Rome was the centre of Fascism's national mythmaking project to transform the First World War into a perceived unifying experience which had led inexorably to the Fascist movement. Through public ritual, monumental art and architecture, as well as through publications and speeches, Fascism proposed a particular interpretation of the war. In this vision, the war of 1915-1918 represented Italy's awakening to her destiny of national greatness and to the virtues of violence as a purifying, regenerative instrument of revolution. But how did Italian citizens react to the texts and images which propounded this view? The Roman public in particular were bombarded with symbolic and textual representations of this interpretation, as public commemoration became strictly homogenous and highly politically laden as the 1920s progressed. Yet individuals, families and private groups remembered the war in ways which did not always correspond with fascist rhetoric. The tensions and interactions between memory and commemoration, between private and public discourses and between individual and collective memory produced a highly textured picture, in which citizens' understanding of the war could vary considerably. A case study of Rome during and after the war can reveal some of the ways in which the war was interpreted and remembered in this highly particular local setting. A wide variety of sources, from photographs, newspaper reports and family-produced obituary publications through to memorial inscriptions, funerary monuments and public memorials reveals a broad range of approaches to the conflict and the development and change of these ideas over time. In this way it is possible to interrogate the complex and problematic relationship between the political memory and the social and cultural memory of the First World War.

any one got any comments?

2 comments:

Patrick Porter said...

cool stuff, a 'hidden transcript' story, and it seems one of resistance to fascist mythologising. send me a copy at once!

P

claude said...

This looks great - you've clearly got a pretty good idea of what you want to produce and you attend to theoretical perspectives that naturally arise. Some things:

"Yet individuals, families and private groups remembered the war in ways which did not always correspond with fascist rhetoric."

Is this about divergence from a politically constructed historical narrative? (Ha, is there any other kind.) Can you say narrative instead of rhetoric?

"The tensions and interactions between memory and commemoration, between private and public discourses and between individual and collective memory produced a highly textured picture, in which citizens' understanding of the war could vary considerably."

This is a bit waffly and is pretty heavily implicated in what you've already said, ie "[through manipulation of the public sphere] Fascism proposed a particular interpretation of the war".

This does look really interesting, but your sources are rather cramped into a sentence or two.
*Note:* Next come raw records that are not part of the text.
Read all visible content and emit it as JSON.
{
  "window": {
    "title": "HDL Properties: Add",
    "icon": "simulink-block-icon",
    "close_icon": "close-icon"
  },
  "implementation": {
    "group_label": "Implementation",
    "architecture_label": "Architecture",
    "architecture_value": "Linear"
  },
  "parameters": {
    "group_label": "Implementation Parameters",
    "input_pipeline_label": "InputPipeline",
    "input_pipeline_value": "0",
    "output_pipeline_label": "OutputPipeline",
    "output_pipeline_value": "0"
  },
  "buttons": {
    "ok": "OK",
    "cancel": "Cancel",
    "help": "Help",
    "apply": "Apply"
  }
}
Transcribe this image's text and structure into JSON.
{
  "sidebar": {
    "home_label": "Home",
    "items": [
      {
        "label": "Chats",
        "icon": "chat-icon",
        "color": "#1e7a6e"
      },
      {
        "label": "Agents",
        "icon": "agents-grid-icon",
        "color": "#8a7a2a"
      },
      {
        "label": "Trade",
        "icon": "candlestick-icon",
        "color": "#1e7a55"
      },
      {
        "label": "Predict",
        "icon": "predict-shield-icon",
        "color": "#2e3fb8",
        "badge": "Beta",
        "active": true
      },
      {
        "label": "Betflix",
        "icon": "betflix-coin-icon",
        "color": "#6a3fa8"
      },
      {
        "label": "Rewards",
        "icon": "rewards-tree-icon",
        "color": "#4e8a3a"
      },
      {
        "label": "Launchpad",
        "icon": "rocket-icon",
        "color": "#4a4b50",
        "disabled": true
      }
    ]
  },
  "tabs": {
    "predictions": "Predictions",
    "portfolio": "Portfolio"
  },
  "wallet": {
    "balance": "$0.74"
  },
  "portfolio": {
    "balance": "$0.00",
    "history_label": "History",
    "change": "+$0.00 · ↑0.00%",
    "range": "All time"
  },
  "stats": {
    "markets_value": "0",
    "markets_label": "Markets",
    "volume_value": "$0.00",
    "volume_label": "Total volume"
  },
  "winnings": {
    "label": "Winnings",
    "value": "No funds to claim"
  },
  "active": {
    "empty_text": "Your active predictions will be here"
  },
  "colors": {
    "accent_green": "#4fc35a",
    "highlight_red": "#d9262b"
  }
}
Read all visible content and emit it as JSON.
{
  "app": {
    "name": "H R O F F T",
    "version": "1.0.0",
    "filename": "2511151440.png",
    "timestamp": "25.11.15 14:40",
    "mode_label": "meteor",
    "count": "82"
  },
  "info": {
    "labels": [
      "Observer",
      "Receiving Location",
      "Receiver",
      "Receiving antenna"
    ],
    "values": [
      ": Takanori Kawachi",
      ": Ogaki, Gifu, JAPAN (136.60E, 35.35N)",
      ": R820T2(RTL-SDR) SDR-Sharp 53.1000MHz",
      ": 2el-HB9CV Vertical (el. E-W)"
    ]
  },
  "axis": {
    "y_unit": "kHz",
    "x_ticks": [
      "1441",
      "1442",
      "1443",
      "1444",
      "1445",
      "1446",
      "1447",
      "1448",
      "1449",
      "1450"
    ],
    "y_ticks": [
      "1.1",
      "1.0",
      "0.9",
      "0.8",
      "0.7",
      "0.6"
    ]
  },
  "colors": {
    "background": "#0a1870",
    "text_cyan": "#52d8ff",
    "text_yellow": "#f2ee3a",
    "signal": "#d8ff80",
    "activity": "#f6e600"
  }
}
At what point does private communal participation in commemoration become a public act? Public spheres are always warping deviant in this way: that's implied in their status as political actors. So what was special about the Fascist appropriations? What *kinds* of discourse did they try to set up, and how successful were they in those attempts? I don't mean what lies did they tell, but how they told 'em.
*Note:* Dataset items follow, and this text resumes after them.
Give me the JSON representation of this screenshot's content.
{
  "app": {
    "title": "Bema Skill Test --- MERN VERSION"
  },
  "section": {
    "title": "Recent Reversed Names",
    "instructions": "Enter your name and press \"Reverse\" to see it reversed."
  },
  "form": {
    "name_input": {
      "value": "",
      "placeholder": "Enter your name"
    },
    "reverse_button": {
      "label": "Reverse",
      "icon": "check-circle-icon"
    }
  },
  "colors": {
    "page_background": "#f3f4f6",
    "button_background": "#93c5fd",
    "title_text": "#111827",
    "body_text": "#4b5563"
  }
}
Your last sentence asks the big public sphere question, ie, how can we still attach cultural value, for example, when other values (like political or financial) are entailed? This is the kind of theoretical question that would swallow me whole, of course, which is why I'm a literature student and not a historian. But it seems like that tension is the peg you have to hang your article on, not vice versa.

How did citizens construct their own narratives? In what ways did they swallow the more subtle bits of manipulation?

(Will you be looking at specifically how futurism pimped homogeneity? Who would have thought I'd ask an aesthetic question.)

This is disorganised - I'm sorry. And sorry for the delay.